Anliegen des § 290 Abs. 1 Nr. 3 InsO, nach dem die Restschuldbefreiung zu versagen ist, wenn der Schuldner in den letzten zehn Jahren vor dem Antrag auf Eröffnung des Insolvenzverfahrens oder nach diesem Antrag Restschuldbefreiung erteilt oder nach § 296 oder § 297 InsO versagt worden ist, sei es, einen Missbrauch des Insolvenzverfahrens als Mittel zur wiederholten Reduzierung der Schuldenlast zu verhindern. Die Restschuldbefreiung soll als Hilfe für unverschuldet in Not geratene Personen dienen, nicht als Zuflucht für diejenigen, die bewusst finanzielle Risiken auf andere abwälzen wollen.
MERKE | Derjenige, der bewusst finanzielle Risiken auf andere abwälzen will, soll durch das Verbraucherinsolvenzverfahren nicht geschützt werden. |
Etwas anderes kann sich nach der neuen Rechtslage ab dem 1.7.14 ergeben: § 287a InsO in der Fassung des Gesetzes zur Verkürzung des Restschuldbefreiungsverfahrens und zur Stärkung der Gläubigerrechte (BGBl. I 2013, S. 2379) regelt ausdrücklich mehrere Fälle, in denen ein erneuter Antrag auf Restschuldbefreiung unzulässig ist. Die hier bestimmten Fristen von zehn Jahren (§ 287a Abs. 2 Nr. 1) und drei Jahren (§ 287a Abs. 2 Nr. 2) beginnen jeweils mit der Entscheidung des Insolvenzgerichts über den Versagungsantrag. Nach neuem Recht gibt es aber keine ausdrückliche Sperrfrist für den Fall der Antragsrücknahme mehr.

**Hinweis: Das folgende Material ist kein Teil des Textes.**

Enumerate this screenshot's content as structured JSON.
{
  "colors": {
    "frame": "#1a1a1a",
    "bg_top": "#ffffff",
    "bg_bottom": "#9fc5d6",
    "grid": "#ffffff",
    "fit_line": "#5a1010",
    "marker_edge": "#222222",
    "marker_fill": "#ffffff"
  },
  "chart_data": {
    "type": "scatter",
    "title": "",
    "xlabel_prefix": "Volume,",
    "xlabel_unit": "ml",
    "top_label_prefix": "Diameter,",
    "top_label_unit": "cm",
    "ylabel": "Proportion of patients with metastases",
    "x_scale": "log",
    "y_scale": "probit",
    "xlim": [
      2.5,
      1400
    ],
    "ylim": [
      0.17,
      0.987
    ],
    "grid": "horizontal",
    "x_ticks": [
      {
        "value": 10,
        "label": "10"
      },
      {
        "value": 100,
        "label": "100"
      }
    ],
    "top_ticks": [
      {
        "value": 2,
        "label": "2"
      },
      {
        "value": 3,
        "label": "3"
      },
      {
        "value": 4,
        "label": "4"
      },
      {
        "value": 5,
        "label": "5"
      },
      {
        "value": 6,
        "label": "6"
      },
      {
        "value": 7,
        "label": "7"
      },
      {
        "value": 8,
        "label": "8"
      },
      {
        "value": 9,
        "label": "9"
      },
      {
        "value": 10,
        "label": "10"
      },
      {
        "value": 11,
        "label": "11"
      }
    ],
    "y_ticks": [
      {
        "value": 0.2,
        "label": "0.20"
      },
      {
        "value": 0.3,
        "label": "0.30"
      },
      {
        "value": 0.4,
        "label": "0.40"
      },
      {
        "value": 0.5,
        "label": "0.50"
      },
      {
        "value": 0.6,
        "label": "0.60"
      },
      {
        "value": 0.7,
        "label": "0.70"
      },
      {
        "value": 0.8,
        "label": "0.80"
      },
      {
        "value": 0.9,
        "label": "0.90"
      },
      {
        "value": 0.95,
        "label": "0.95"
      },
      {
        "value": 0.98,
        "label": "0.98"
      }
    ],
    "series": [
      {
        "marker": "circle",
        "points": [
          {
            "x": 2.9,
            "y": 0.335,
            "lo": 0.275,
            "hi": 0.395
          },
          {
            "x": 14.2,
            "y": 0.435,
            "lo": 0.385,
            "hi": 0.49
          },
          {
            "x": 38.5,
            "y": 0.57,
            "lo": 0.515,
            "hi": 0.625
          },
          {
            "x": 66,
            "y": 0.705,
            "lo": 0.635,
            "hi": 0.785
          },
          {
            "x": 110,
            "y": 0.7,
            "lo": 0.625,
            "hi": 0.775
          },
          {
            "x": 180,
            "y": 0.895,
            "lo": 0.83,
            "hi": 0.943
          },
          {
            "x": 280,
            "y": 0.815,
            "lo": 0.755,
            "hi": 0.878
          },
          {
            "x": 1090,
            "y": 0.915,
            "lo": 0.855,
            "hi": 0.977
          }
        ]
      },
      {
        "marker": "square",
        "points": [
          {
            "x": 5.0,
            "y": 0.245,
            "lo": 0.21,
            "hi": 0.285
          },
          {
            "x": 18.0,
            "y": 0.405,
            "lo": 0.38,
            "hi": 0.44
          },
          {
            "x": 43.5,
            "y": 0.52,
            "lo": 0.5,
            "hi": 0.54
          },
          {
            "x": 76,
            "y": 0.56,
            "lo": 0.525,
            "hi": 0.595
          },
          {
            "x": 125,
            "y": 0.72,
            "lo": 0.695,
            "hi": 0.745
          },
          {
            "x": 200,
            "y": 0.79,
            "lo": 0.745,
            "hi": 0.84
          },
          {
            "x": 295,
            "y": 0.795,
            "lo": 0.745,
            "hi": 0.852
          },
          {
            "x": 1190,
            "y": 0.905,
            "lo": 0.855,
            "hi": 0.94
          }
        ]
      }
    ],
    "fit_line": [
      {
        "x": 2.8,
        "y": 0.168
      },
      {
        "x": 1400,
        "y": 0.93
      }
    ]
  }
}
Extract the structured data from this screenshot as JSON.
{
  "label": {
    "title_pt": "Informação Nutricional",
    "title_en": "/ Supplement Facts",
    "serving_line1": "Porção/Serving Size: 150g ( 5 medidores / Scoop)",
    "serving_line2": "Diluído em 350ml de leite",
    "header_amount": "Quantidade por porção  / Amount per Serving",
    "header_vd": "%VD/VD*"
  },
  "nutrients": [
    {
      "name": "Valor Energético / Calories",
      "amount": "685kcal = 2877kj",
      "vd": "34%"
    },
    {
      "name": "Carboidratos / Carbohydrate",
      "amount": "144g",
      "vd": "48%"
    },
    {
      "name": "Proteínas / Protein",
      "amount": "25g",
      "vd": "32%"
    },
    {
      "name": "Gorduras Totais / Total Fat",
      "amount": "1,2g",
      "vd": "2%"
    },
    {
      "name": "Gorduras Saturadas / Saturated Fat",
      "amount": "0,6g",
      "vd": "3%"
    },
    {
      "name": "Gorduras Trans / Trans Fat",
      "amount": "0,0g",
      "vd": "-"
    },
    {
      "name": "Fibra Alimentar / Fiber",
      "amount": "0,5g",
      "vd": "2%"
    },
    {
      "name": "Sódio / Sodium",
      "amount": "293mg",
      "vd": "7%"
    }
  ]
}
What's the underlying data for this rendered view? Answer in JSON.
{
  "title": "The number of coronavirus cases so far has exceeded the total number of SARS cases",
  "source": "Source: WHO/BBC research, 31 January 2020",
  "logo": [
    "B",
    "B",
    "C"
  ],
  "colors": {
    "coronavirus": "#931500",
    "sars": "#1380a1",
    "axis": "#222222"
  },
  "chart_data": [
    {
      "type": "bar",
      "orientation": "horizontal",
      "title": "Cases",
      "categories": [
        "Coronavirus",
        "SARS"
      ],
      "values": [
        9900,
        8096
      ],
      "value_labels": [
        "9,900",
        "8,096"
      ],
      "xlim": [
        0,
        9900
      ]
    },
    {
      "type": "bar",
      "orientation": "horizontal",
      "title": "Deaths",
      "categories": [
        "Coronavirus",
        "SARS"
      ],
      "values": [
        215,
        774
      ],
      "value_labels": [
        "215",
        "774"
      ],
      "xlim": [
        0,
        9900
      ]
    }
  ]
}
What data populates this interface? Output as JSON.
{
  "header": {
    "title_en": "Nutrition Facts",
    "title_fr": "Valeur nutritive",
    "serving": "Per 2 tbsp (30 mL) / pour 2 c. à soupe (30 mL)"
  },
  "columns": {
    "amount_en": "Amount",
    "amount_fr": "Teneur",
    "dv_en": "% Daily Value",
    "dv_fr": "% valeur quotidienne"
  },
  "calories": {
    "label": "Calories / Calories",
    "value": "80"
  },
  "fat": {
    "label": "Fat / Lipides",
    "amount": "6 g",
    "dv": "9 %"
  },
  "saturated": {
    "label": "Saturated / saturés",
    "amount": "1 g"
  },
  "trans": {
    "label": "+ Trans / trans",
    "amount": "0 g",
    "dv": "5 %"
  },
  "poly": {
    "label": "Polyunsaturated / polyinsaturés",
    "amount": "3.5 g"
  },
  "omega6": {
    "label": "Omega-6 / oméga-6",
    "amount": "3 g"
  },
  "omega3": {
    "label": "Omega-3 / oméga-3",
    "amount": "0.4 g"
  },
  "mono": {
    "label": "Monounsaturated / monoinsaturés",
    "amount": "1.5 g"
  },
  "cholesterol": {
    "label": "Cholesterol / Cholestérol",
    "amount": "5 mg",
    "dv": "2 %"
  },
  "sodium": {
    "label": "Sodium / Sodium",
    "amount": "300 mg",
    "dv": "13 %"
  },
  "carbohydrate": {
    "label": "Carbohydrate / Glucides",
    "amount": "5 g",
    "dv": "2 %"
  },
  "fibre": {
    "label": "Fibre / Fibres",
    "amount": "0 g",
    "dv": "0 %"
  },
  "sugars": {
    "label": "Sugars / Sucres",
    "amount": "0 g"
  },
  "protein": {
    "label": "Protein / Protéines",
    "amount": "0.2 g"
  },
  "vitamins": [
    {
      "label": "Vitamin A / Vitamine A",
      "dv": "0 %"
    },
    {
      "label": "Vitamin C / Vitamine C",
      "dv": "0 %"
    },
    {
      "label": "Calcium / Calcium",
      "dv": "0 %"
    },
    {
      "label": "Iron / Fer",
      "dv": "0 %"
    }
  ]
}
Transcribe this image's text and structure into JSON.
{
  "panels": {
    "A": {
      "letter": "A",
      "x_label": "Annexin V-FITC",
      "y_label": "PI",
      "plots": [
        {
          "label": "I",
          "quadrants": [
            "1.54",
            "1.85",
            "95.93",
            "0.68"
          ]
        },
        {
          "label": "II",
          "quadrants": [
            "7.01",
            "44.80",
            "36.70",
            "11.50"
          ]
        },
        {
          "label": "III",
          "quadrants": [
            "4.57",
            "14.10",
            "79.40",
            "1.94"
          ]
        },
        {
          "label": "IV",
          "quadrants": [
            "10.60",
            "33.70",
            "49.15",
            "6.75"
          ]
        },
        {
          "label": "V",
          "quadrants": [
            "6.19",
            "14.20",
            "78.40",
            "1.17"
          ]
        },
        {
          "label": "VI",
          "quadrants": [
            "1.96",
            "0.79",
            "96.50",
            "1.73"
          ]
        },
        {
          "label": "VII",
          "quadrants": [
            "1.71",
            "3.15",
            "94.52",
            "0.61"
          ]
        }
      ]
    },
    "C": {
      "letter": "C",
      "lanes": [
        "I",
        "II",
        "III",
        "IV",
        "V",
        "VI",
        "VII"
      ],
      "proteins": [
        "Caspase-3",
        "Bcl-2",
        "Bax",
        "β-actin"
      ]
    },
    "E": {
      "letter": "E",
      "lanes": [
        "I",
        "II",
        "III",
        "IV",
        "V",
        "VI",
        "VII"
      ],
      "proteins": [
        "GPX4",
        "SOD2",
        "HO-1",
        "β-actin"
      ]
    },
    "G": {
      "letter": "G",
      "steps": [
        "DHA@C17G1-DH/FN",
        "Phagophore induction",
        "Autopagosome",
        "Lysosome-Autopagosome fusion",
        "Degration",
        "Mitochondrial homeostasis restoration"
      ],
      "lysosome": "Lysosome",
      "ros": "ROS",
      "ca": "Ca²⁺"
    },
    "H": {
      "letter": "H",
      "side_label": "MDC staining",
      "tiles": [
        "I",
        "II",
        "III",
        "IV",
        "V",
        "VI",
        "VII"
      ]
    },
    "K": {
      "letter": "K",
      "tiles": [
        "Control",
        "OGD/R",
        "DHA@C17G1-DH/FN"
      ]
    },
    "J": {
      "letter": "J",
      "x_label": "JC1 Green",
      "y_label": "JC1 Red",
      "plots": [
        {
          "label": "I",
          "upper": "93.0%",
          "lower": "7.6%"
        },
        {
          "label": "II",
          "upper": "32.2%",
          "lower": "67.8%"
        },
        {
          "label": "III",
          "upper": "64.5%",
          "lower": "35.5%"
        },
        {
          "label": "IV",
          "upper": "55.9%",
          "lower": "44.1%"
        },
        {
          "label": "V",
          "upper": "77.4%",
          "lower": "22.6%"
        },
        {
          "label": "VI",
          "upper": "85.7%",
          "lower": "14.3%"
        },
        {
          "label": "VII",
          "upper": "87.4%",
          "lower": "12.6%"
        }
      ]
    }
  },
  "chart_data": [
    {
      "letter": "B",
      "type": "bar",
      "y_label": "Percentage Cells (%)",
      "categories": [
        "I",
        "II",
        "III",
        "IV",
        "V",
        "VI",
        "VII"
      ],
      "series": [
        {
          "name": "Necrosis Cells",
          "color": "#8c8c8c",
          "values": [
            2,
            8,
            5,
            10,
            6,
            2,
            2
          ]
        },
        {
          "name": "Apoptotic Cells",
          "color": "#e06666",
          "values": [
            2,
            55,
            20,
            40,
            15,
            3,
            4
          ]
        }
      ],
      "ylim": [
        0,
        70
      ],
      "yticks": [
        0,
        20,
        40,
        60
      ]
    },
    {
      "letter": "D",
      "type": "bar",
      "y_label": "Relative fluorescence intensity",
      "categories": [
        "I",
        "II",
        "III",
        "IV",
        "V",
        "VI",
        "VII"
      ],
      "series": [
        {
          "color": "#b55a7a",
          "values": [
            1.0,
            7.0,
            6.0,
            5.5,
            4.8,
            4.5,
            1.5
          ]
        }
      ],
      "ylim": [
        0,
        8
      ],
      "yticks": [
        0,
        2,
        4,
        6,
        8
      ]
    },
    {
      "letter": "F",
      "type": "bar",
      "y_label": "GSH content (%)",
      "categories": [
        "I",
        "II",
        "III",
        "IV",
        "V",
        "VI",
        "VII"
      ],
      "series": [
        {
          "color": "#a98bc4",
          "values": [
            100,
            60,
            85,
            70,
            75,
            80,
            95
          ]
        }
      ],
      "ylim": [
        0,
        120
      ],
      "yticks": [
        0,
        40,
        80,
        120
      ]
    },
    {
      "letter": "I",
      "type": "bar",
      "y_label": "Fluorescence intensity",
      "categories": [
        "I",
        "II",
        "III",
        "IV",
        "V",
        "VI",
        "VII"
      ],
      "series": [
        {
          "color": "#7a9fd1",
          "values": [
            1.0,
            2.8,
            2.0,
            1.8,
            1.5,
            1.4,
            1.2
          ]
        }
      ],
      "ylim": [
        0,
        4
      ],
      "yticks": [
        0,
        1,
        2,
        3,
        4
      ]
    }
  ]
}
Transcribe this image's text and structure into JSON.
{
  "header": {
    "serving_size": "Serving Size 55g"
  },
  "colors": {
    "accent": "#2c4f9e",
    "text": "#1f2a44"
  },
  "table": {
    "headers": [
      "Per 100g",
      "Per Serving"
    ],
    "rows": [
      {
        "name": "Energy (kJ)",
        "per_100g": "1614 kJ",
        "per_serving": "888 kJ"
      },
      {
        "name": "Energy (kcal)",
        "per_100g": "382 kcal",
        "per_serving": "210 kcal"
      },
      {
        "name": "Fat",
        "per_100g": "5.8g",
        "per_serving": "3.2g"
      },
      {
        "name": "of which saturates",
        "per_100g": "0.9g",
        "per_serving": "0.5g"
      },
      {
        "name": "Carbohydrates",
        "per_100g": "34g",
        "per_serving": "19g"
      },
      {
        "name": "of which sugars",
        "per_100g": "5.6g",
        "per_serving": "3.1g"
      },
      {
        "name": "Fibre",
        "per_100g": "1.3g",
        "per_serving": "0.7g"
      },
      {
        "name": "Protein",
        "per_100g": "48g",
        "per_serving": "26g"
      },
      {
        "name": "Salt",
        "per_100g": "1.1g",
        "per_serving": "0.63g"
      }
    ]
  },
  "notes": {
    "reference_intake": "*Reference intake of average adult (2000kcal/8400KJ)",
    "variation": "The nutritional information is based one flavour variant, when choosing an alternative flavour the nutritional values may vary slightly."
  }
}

MERKE | Nach der Begründung des Regierungsentwurfs sollen die in § 287a InsO zusammengefassten Regelungen abschließend sein. Es werden mehrere Fallgestaltungen genannt, die der Regierungsentwurf bewusst anders entscheidet als bisher der BGH. Allerdings wird hier wiederum der Fall der Antragsrücknahme nicht ausdrücklich genannt. |
Der BGH kündigt in seiner Entscheidung an, nach dem 1.7.14 seine Rechtsprechung zur Sperrwirkung des zurückgenommenen Antrags nach Inkrafttreten des § 287a InsO zu überprüfen. Derzeit sei § 287a InsO noch nicht anwendbar. Eine „Vorwirkung“ lehnt er ab (so schon BGH 7.5.13, IX ZB 51/12, Abruf-Nr. 132512).
Da die Gesetzesbegründung widersprüchlich ist, das heißt, einerseits zwar von einer abschließenden Regelung in § 287a InsO spricht, andererseits aber den Fall der Antragsrücknahme nicht bei den Fällen erwähnt, die anders als in der bisherigen Rechtsprechung gelöst werden sollen, ist noch nicht ausgemacht, dass der Schuldner künftig diese Möglichkeit zur kurzfristigen Einbeziehung von Neuverbindlichkeiten nutzen kann. Für den (Neu-)Gläubiger wäre dies ein Schlag. Möglicherweise müsste dies dann auch verfassungsrechtlich - gemessen an Art. 14 GG - geprüft werden.